Enfin, à partir de fin 1999, le conseil d'administration était composé à plus de 80% de membres n'exerçant aucune fonction au sein du successeur de Rhône Poulenc.
En définitive, Rhodia échoue à faire la preuve d'une insuffisance de fonds propres imputable à une dotation dont Rhône Poulenc l'aurait privée de manière fautive.
Les premiers juges doivent donc être approuvés pour l'avoir déboutée de ses demandes.
Le jugement sera confirmé en ces dispositions.
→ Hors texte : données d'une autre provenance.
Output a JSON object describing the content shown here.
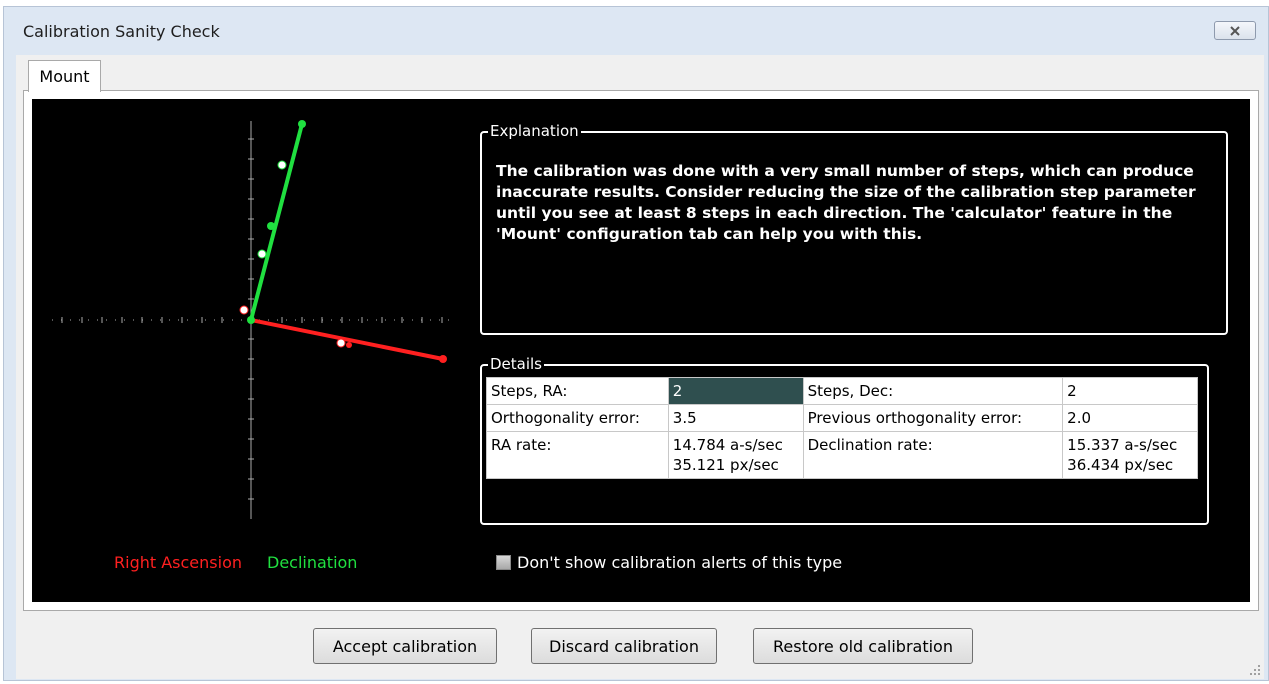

L'équité commande de confirmer encore le jugement en ses dispositions relatives à l'article 700 du code de procédure civile et, y ajoutant de condamner Rhodia à payer à Sanofi la somme de 50 000 euros pour ses frais irrépétibles d'appel.
Partie perdante, Rhodia supportera les dépens et sera déboutée de sa demande fondée sur l'article 700 du code de procédure civile
PAR CES MOTIFS
Confirme le jugement en toutes ses dispositions,
Y ajoutant
Condamne la société Rhodia à payer à la société Sanofi la somme de 50 000 euros pour ses frais irrépétibles d'appel,
Condamne la société Rhodia aux dépens d'appel qui pourront être recouvrés conformément aux dispositions de l'article 699 du code de procédure civile.